Images of the NPi-200 output of PLR parameters after monocular recording of the PLR were collected for each subject and stored in a secure, Health Insurance Portability and Accountability Act (HIPAA)–compliant database. A binocular video recording of the PLR was obtained within the PupilScreen smartphone app via the smartphone camera (native iPhone model 7 and above camera flash used as light stimulus) and uploaded to an encrypted HIPAA-compliant database. The seven morphological PLR curve parameters reported by the PupilScreen smartphone pupillometer were collected for each recording (Table 1), as was the proprietary NPi TBI severity score from the NPi-200 digital infrared pupillometer.
Definitions of Pupillary Light Reflex Parameters
Statistical analysis
We first investigated the differences in the seven PLR parameters (Table 1) between healthy and severe TBI (sTBI) cohorts with the PupilScreen smartphone pupillometer using a one-tailed student's t-test for independent means to aid in study dataset characterization. The same task was also performed using the NPi score produced by the NPi-200 pupillometer and frequently used at our institution for sTBI detection and monitoring. Subsequently, to compare the ability of the smartphone pupillometer to classify the study cohorts and to understand the most important parameters for each classifier, all combinations of averaged right and left eye PLR parameters for the smartphone pupillometer were used as features in logistic regression (LR), k-nearest neighbors (KNN), support-vector machine (SVM), and random forest (RF) classification models. The NPi statistic was separately used as a singular feature to separately train the same types of classification models to determine its performance on the same classification task of differentiating between healthy and sTBI PLR responses with the same set of subjects. All experiments were conducted using scikit-learn in the Python language (version 3.10), and default hyperparameters were used without tuning.

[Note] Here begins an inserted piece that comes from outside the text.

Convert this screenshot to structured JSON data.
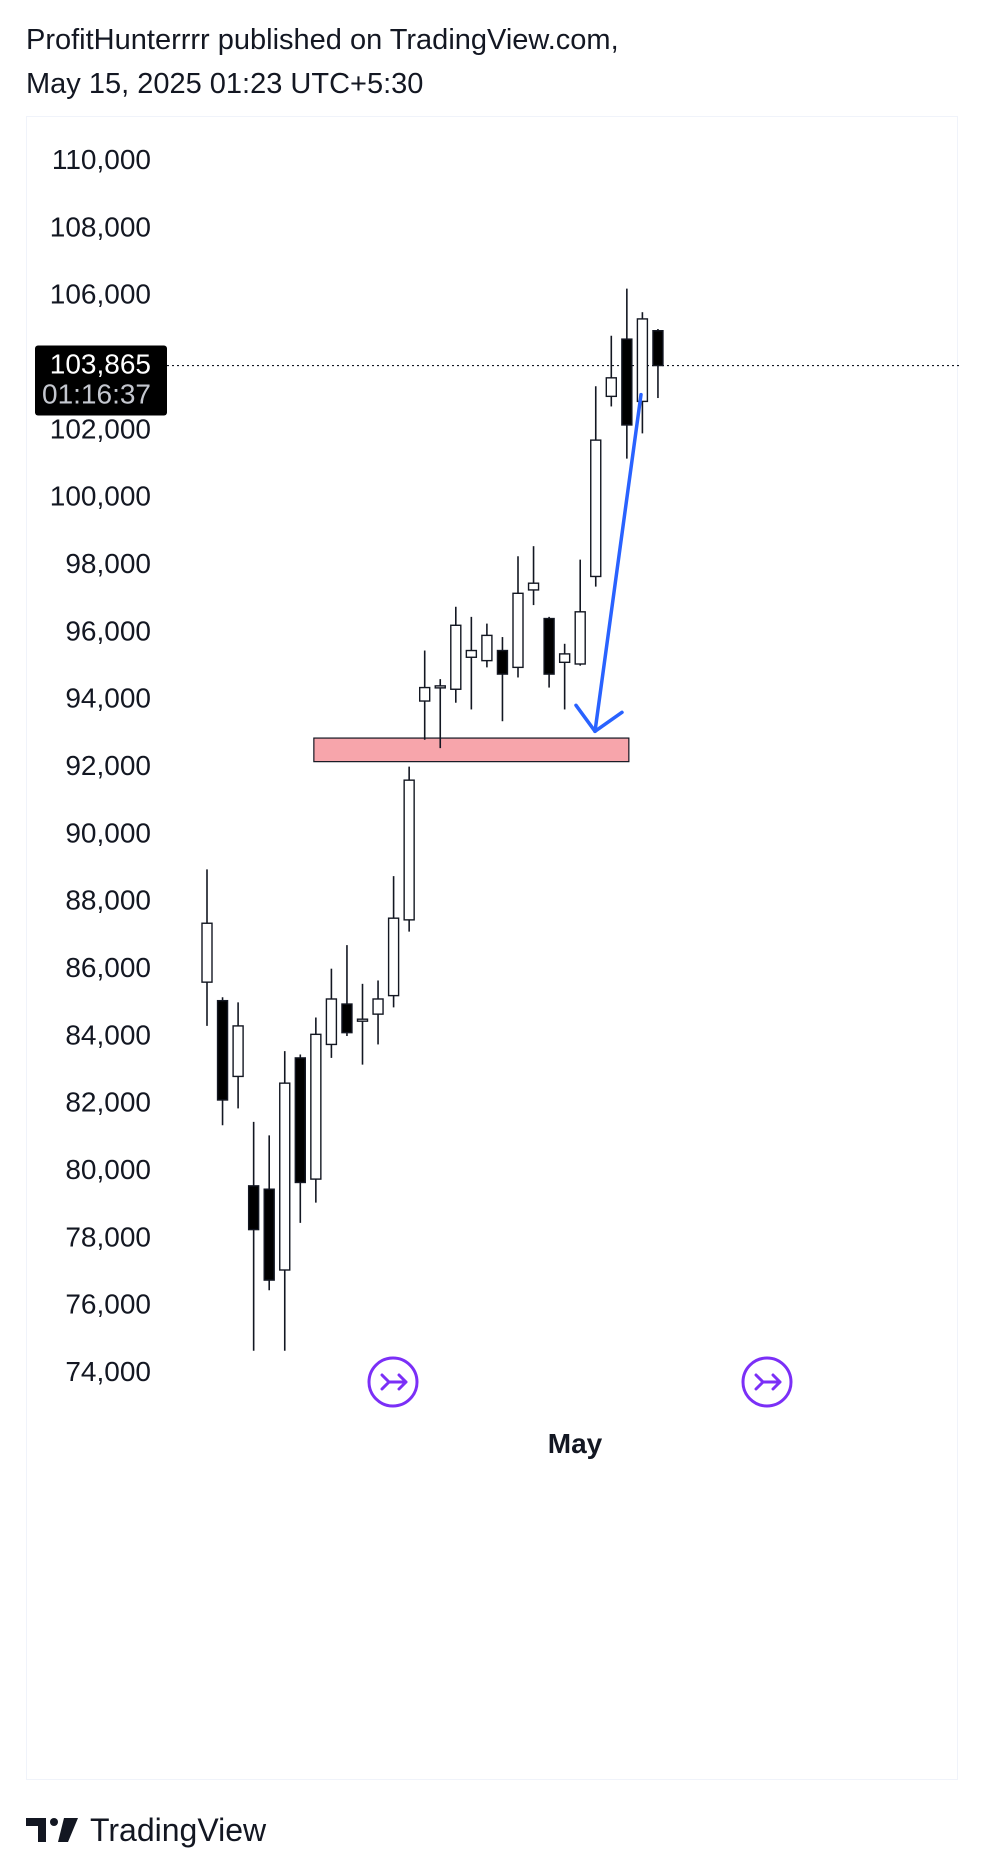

Receiver operating characteristic curves were produced along with mean classification accuracy, area under the curve (AUC), F1 score, sensitivity, and specificity values using the k-fold cross validation method 15 (k = 10) for generating repeated training and testing samples from our dataset. This was completed separately for the binary classification performance (on the healthy vs. sTBI classification task) of PupilScreen's PLR parameters (Table 1) and the binary classification performance (on the same classification task) of the proprietary NPi score that is used to aid in sTBI diagnosis and monitoring and that is produced by the NPi-200 pupillometer. The cross-validation technique includes the use of many different train and test groups to acquire mean accuracy, sensitivity, specificity, AUC, and F1 score metrics. Including multiple different train and test groups in this manner and combining the model outputs across them using this cross-validation technique, aims to reduce the effect of individual train and test group selection on model performance and results to get an accurate representation of the dataset and model classification ability. Shapley additive explanation (SHAP) 16 bee-swarm violin plots were generated to determine how different PLR parameters contributed to the best-performing models. The best-performing PLR parameter combinations for the smartphone pupillometer were determined by greatest overall accuracy and greatest AUC value separately. F1 score was used as a more robust indicator of model performance when compared to overall accuracy in the setting of class imbalance. A p value of <0.05 was considered statistically significant.
Results
Cohort characteristics
A total of n = 33 unique sTBI (defined by GCS 3-8) 17 and n = 132 healthy subjects were enrolled in this study, with n = 98 and n = 132 unique recordings of the PLR, respectively across both devices. Cohort demographics and GCS values are reported (Table 2). All subjects had one or more of the following TBI lesions in one or both cerebral hemispheres at the time of PLR recording: contusion, subdural hematoma, epidural hematoma, traumatic subarachnoid hemorrhage, and intraventricular hemorrhage. Eye colors were 14% green, 25% mixed, 28% blue, and 33% brown. “Mixed” was defined as including multiple colors or a color combination other than brown, blue, or green (i.e., hazel).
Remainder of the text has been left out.